In the book (I understand) and the Swedish movie, Lisbeth ties Gottfried and Martin to the murders by plowing through the travel receipts in company’s archived expense accounts. In the American version, Lisbeth is looking through archived records when she (and we) see news photos of Gottfried and Martin near the scenes of the crimes. I prefer the non-dumbed down Swedish version.
The Swedish movie contains flashbacks that we learn depict 12-year-old Lisbeth burning her own father for his abuse of her mother. This device worked very well to explain Lisbeth’s constant state of fury. In the American film, this fact is described in dialogue and not shown. It’s usually better to show and not tell, and it is here, too. I prefer the approach of the Swedish film.
The American version’s opening credits depict a nightmarish montage of oiled human forms, all to a ripping version of Led Zeppelin’s Immigrant Song. I didn’t like the montage, which does not kickstart the story and just looks the opening sequence to a TV drama series. I do like the version of Immigrant Song, which I wrote about here. In fact, I liked all the music in the American version, by Nine Inch Nails founder Trent Reznor.
Apparently, Scandinavian audiences don’t need filmmakers to tell them that they live in a cold clime. But Fincher makes the unrelenting cold into a character itself, a touch that I liked very much.
On the whole, both movies are very good. After the first Dragon Tattoo, there was a change in directors for the Swedish trilogy, so I expect that Fincher’s take on the second and third movies to be far superior to the plodding Swedish versions.
I loved last year’s Swedish version (it was #8 on my list of the year’s best) and had very high hopes for this film by David Fincher (The Social Network, Zodiac, Fight Club). Those hopes have been fulfilled.
The Girl with the Dragon Tattoo tells the first part of journalist-turned-novelist Stieg Larsson’s Milenium trilogy. The stories are centered on Larsson’s muckraker alter ego Mikael Blomkvist and the damaged and driven Goth hacker Lisbeth Salander. Lisbeth is only 90 pounds, so she will lose a fistfight with a man; but she prevails with her smarts, resourcefulness and machine-like relentlessness. Lisbeth is always mad AND always gets even.
In top rate performances, Daniel Craig plays Blomkvist and Rooney Mara plays Lisbeth. Lisbeth is the key to the movie, and Mara comes through with a compelling portrayal – stone faced until she explodes into a cyclone of wrath. The other characters are played superbly by Stellan Skarsgard, Christopher Plummer, Robin Wright and Stephen Berkoff.

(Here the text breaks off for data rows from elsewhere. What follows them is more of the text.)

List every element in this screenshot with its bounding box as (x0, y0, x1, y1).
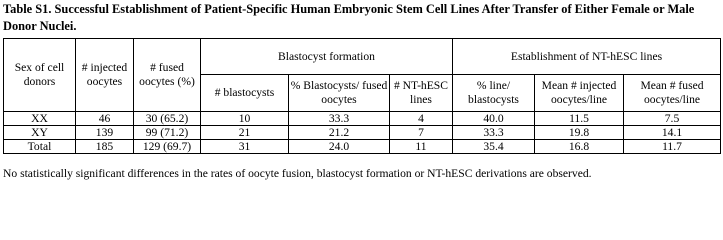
table-footnote: No statistically significant differences in the rates of oocyte fusion, blastocyst formation or NT-hESC derivations are observed. (3, 167, 592, 180)
header-pct-line: % line/ blastocysts (453, 75, 535, 112)
table-cell: Total (4, 140, 76, 154)
header-injected: # injected oocytes (76, 39, 134, 112)
table-cell: 35.4 (453, 140, 535, 154)
table-cell: 99 (71.2) (134, 126, 201, 140)
table-cell: 24.0 (289, 140, 390, 154)
table-cell: 11 (390, 140, 453, 154)
header-row-1 (4, 39, 721, 75)
table-cell: 129 (69.7) (134, 140, 201, 154)
table-caption: Table S1. Successful Establishment of Patient-Specific Human Embryonic Stem Cell Lines After Transfer of Either Female or Male Donor Nuclei. (3, 2, 695, 33)
table-cell: 7.5 (624, 112, 721, 126)
table-cell: 40.0 (453, 112, 535, 126)
table-cell: 21.2 (289, 126, 390, 140)
table-cell: 30 (65.2) (134, 112, 201, 126)
table-cell: 14.1 (624, 126, 721, 140)
table-cell: XX (4, 112, 76, 126)
table-cell: 19.8 (535, 126, 624, 140)
table-cell: 7 (390, 126, 453, 140)
header-group-blastocyst: Blastocyst formation (201, 39, 453, 75)
table-cell: 33.3 (453, 126, 535, 140)
table-row-xx (4, 112, 721, 126)
table-cell: 4 (390, 112, 453, 126)
header-blastocysts: # blastocysts (201, 75, 289, 112)
table-cell: 11.5 (535, 112, 624, 126)
header-nt-lines: # NT-hESC lines (390, 75, 453, 112)
table-cell: 10 (201, 112, 289, 126)
table-cell: 21 (201, 126, 289, 140)
table-cell: 16.8 (535, 140, 624, 154)
data-table (3, 38, 721, 154)
header-mean-fused: Mean # fused oocytes/line (624, 75, 721, 112)
table-cell: 139 (76, 126, 134, 140)
table-cell: 33.3 (289, 112, 390, 126)
table-cell: 11.7 (624, 140, 721, 154)
table-row-total (4, 140, 721, 154)
table-row-xy (4, 126, 721, 140)
table-cell: 46 (76, 112, 134, 126)
table-cell: 31 (201, 140, 289, 154)
header-sex: Sex of cell donors (4, 39, 76, 112)
header-group-ntesc: Establishment of NT-hESC lines (453, 39, 721, 75)
header-fused: # fused oocytes (%) (134, 39, 201, 112)
header-mean-injected: Mean # injected oocytes/line (535, 75, 624, 112)
table-cell: XY (4, 126, 76, 140)
table-cell: 185 (76, 140, 134, 154)
header-pct-blastocysts: % Blastocysts/ fused oocytes (289, 75, 390, 112)
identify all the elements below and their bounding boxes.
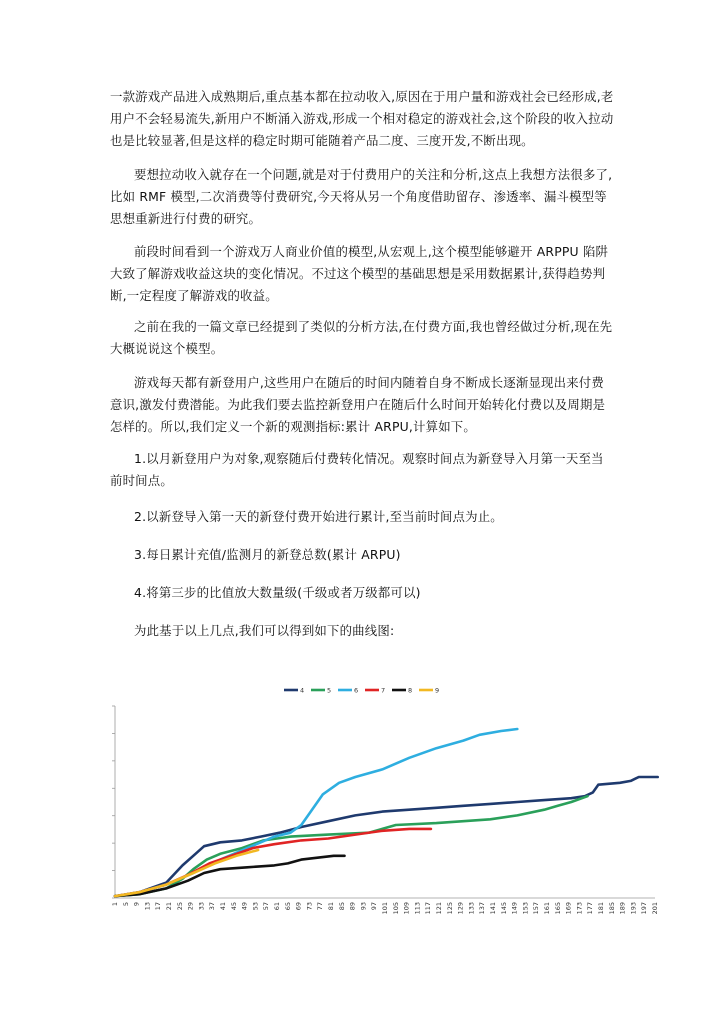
- legend-label-8: 8: [408, 686, 413, 695]
- chart-legend: [284, 687, 439, 695]
- x-tick-label: 81: [327, 902, 335, 911]
- legend-label-9: 9: [435, 686, 440, 695]
- x-tick-label: 53: [251, 902, 260, 911]
- x-tick-label: 1: [111, 902, 119, 907]
- step-2: 2.以新登导入第一天的新登付费开始进行累计,至当前时间点为止。: [134, 509, 503, 524]
- x-tick-label: 41: [219, 902, 227, 911]
- x-tick-label: 89: [348, 902, 357, 911]
- x-tick-label: 25: [175, 902, 184, 911]
- chart-svg: [95, 672, 665, 932]
- legend-label-4: 4: [300, 686, 305, 695]
- x-tick-label: 141: [489, 902, 497, 915]
- paragraph-mature-stage: 一款游戏产品进入成熟期后,重点基本都在拉动收入,原因在于用户量和游戏社会已经形成,老用户不会轻易流失,新用户不断涌入游戏,形成一个相对稳定的游戏社会,这个阶段的收入拉动也是比较显著,但是这样的稳定时期可能随着产品二度、三度开发,不断出现。: [110, 89, 614, 148]
- paragraph-cumulative-arpu-definition: 游戏每天都有新登用户,这些用户在随后的时间内随着自身不断成长逐渐显现出来付费意识,激发付费潜能。为此我们要去监控新登用户在随后什么时间开始转化付费以及周期是怎样的。所以,我们定义一个新的观测指标:累计 ARPU,计算如下。: [110, 375, 606, 434]
- x-tick-label: 149: [510, 902, 519, 915]
- x-tick-label: 197: [640, 902, 649, 915]
- series-line-4: [115, 777, 658, 896]
- x-tick-label: 85: [337, 902, 346, 911]
- x-tick-label: 5: [121, 902, 130, 907]
- x-tick-label: 77: [316, 902, 325, 911]
- x-tick-label: 201: [651, 902, 659, 915]
- cumulative-arpu-line-chart: [95, 672, 665, 932]
- x-tick-label: 137: [478, 902, 487, 915]
- paragraph-paying-users: 要想拉动收入就存在一个问题,就是对于付费用户的关注和分析,这点上我想方法很多了,比如 RMF 模型,二次消费等付费研究,今天将从另一个角度借助留存、渗透率、漏斗模型等思想重新进行付费的研究。: [110, 167, 613, 226]
- x-tick-label: 153: [521, 902, 530, 915]
- chart-intro: 为此基于以上几点,我们可以得到如下的曲线图:: [134, 623, 395, 638]
- x-tick-label: 105: [391, 902, 400, 915]
- x-tick-label: 61: [273, 902, 281, 911]
- series-line-9: [115, 850, 258, 896]
- x-tick-label: 145: [499, 902, 508, 915]
- x-tick-label: 9: [132, 902, 141, 907]
- x-tick-label: 93: [359, 902, 368, 911]
- x-tick-label: 69: [294, 902, 303, 911]
- chart-series: [115, 729, 658, 896]
- x-tick-label: 157: [532, 902, 541, 915]
- step-1: 1.以月新登用户为对象,观察随后付费转化情况。观察时间点为新登导入月第一天至当前时间点。: [110, 451, 604, 488]
- series-line-6: [115, 729, 517, 896]
- x-tick-label: 189: [618, 902, 627, 915]
- x-tick-label: 121: [435, 902, 443, 915]
- x-tick-label: 129: [456, 902, 465, 915]
- x-tick-label: 13: [143, 902, 152, 911]
- x-tick-label: 125: [445, 902, 454, 915]
- x-tick-label: 97: [370, 902, 379, 911]
- step-3: 3.每日累计充值/监测月的新登总数(累计 ARPU): [134, 547, 401, 562]
- step-4: 4.将第三步的比值放大数量级(千级或者万级都可以): [134, 585, 421, 600]
- x-tick-label: 173: [575, 902, 584, 915]
- x-tick-label: 109: [402, 902, 411, 915]
- x-tick-label: 165: [553, 902, 562, 915]
- x-tick-label: 161: [543, 902, 551, 915]
- x-tick-label: 65: [283, 902, 292, 911]
- x-tick-label: 101: [381, 902, 389, 915]
- x-tick-label: 113: [413, 902, 422, 915]
- x-tick-label: 33: [197, 902, 206, 911]
- x-tick-label: 21: [165, 902, 173, 911]
- x-tick-label: 181: [597, 902, 605, 915]
- x-tick-label: 45: [229, 902, 238, 911]
- x-tick-label: 17: [154, 902, 163, 911]
- paragraph-previous-article: 之前在我的一篇文章已经提到了类似的分析方法,在付费方面,我也曾经做过分析,现在先大概说说这个模型。: [110, 319, 613, 356]
- x-tick-label: 49: [240, 902, 249, 911]
- legend-label-5: 5: [327, 686, 332, 695]
- x-tick-label: 37: [208, 902, 217, 911]
- x-tick-label: 193: [629, 902, 638, 915]
- x-tick-label: 73: [305, 902, 314, 911]
- x-tick-label: 57: [262, 902, 271, 911]
- x-tick-label: 185: [607, 902, 616, 915]
- paragraph-commercial-value-model: 前段时间看到一个游戏万人商业价值的模型,从宏观上,这个模型能够避开 ARPPU 陷阱大致了解游戏收益这块的变化情况。不过这个模型的基础思想是采用数据累计,获得趋势判断,一定程度了解游戏的收益。: [110, 244, 609, 303]
- legend-label-6: 6: [354, 686, 359, 695]
- x-tick-label: 117: [424, 902, 433, 915]
- x-tick-label: 133: [467, 902, 476, 915]
- legend-label-7: 7: [381, 686, 386, 695]
- x-tick-label: 177: [586, 902, 595, 915]
- x-tick-label: 169: [564, 902, 573, 915]
- x-tick-label: 29: [186, 902, 195, 911]
- x-tick-labels: [111, 902, 659, 914]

Fincher is still operating at his best. Remember – The Social Network is essentially about some annoying, immature geeks writing computer code and getting financing for a company – but Fincher made it rock! Fight Club‘s desperate violence and Zodiac‘s whodunit relentlessness translated directly to The Girl With the Dragon Tattoo. So there couldn’t be a better director for this project than Fincher. I’m looking forward to his versions of the next two chapters in the saga.
Fincher shot the film in Sweden and had made the country look and feel unrelentingly frigid.
The score by Nine Inch Nails founder Trent Reznor is award worthy and is a major contribution to the story.